En esas condiciones empezamos con el apoyo de la Fundación Pablo
Milanés. Ésta fue, de hecho, la primera orquesta fundada
después de la Revolución sin el apoyo estatal. Pablo Milanés
me ayudó, se enamoró de la idea y fue él quien empezó
a financiar la orquesta que usted ahora ha conocido. La idea era ejecutar
música cubana preferentemente, aunque en nuestros conciertos interpretamos
Mozart, Britten, Elgar, tocamos Bach, piezas de Handel, interpretamos cualquier
repertorio de música clásica y se nos pide a menudo ejecutar
programas completos de música clásica, por lo cual nosotros
realizamos dos programas: uno de música clásica y otro de
música cubana y latinoamericana. Porque lo que siempre buscamos hacer
en todos nuestros conciertos es promover lo latinoamericano y la música
cubana es la música que se desconoce porque en la música
clásica hay centenares de versiones interpretadas por grupos excelentes,
y no sería tan novedoso como mostrar la música de nuestra propia
gente, la cual está ausente de las salas de conciertos no sólo
de Europa, sino incluso de nuestras tierras.
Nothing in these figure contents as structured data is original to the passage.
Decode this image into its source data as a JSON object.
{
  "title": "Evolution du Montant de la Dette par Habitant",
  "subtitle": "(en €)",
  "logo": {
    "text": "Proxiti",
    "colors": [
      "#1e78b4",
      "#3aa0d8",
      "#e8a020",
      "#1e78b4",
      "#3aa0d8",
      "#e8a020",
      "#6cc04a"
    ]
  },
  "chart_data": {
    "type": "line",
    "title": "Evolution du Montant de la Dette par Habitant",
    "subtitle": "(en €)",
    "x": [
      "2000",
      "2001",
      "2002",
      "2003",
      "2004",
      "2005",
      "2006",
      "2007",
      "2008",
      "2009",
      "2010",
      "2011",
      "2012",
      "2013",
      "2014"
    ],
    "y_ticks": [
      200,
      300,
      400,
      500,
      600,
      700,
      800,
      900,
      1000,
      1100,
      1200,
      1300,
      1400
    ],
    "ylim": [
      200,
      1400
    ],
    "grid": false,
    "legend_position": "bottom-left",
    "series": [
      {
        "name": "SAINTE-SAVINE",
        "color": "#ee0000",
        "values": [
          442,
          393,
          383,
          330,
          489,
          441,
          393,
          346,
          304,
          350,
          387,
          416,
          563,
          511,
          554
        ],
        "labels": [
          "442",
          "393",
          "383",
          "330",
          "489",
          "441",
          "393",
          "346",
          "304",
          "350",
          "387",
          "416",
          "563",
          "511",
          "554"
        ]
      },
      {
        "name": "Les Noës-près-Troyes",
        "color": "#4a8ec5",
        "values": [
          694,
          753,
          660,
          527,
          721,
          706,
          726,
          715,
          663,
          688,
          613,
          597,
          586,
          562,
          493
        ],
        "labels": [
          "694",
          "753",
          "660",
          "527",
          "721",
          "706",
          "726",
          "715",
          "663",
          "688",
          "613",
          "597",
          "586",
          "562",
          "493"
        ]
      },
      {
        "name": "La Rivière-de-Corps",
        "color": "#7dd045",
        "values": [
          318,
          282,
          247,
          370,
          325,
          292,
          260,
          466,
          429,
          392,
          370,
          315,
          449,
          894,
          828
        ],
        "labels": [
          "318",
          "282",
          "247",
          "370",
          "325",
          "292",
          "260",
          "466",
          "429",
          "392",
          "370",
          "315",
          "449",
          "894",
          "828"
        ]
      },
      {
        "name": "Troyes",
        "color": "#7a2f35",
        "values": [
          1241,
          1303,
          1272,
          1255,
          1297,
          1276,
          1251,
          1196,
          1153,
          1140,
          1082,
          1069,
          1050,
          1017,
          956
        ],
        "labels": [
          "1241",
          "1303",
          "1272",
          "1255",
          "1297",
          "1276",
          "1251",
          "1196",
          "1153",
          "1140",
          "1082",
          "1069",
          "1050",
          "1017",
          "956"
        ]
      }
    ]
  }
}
Así es como empezamos. El repertorio era pequeño pero,
afortunadamente, los compositores se han ido adaptado a la idea de la Camerata
y han empezado a producir para ella. De manera que somos ahora una sola orquesta,
con un único repertorio, concebido y escrito para nosotros. Porque
estamos promoviendo una parte de nuestra cultura que se promociona muy poco,
porque sólo una parte de la cultura cubana se conoce bien, pero la
música de baile no significa toda la cultura cubana. Es una parte
innegable de ella, pero no es todo, nosotros no somos sólo eso, somos
más que eso. Así que, en esa base -qué también
tiene sus implicaciones éticas, porque tiene que ver con la mujer,
la mujer cubana, y cómo se proyecta en la sociedad- queremos elevar
una imagen negativa que hay a nuestro alrededor, como la única
visión que se tiene de las mujeres cubanas. Quiero aclarar que, en
el tiempo de mi madre, así como en el tiempo de mis abuelas, ha existido
siempre una mujer educada, decente, altruista, con aspiraciones... pero por
alguna razón, muchas personas que llegan a Cuba sólo ven una
parte de la sociedad y no una imagen total de dicha sociedad.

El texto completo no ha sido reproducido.